We ask children to practice reading with words that they can decode, why don’t we ask them to practice writing with words they can encode?

This was highlighted in Ofsted’s Research and analysis –Telling the story: the English Education Subject Report Published 5 March 2024:

‘Most schools do not give pupils enough teaching and practice to gain high degrees of fluency in spelling and handwriting. Teachers rarely use dictation as a tool to help pupils practise spelling and handwriting. In many schools, pupils are expected to carry out extended writing tasks before they have the required knowledge and skills.

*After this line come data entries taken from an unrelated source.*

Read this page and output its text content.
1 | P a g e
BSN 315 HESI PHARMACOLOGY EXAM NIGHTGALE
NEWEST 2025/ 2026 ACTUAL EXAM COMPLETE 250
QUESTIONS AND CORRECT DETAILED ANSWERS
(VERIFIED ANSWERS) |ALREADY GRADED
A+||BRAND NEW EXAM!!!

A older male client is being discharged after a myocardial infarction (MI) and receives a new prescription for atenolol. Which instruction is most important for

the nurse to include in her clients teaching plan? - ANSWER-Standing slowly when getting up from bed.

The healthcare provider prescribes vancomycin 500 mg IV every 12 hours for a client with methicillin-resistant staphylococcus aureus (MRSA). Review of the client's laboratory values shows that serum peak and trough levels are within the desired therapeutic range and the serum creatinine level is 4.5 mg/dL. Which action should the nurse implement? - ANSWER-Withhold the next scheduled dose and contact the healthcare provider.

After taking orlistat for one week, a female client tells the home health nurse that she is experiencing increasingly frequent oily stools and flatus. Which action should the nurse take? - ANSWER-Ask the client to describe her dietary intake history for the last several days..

In most schools visited, pupils at the earliest stages of learning to write are often asked to complete complex tasks, such as writing a character description, before they have the phonics knowledge to spell the words or the manual skills to form the letters easily and speedily.’

So, what can we do to ensure we give children a strong grounding in the basics of writing?

The diagram below is produced by the EEF and is based on the ‘Simple View of Writing’ developed by Beringer et al (2002)

Teach transcription skills with rigour:

  • – Additional handwriting practice is needed outside of phonics lessons, this needs to be done with small enough groups for the adult to be able to monitor the process as well as the product. If the letter m looks correct but was written right to left, then this will hinder future fluency. Developing automaticity of letter formation at the early stages of word and sentence writing, enables more of our working memory to focus on the other tasks, such as remembering what word comes next or to leave a space between words.
  • – Carefully consider what you are asking the children to write, moving from individual words to simple dictated sentences. If they can’t write it because it contains sounds they don’t know, then don’t ask them to. Don’t try to link your writing practice to a text if it doesn’t work, for example the children cannot write a sentence that includes the words rainbow fish if they haven’t learnt the ai, ow and sh
  • – Text generation can be developed separately.
  • – Value talking and storytelling. Children need to be able to confidently say what they want to write before they write it. They might not be able to write ‘Jack scurried down the beanstalk as fast as he could,’ but we should plan lots of opportunities for children to develop their story telling and knowledge of sentence structures. By moving to writing too quickly we reduce risking limiting both the writing and the language we use.
  • – Read lots of stories to children and read them multiple times.
Let’s focus on mastering the basics in the Early Years so that we form strong foundations that can be built on as children move through primary and into secondary school. These early stages can be supported through carefully structured decodable books and encodable writing opportunities.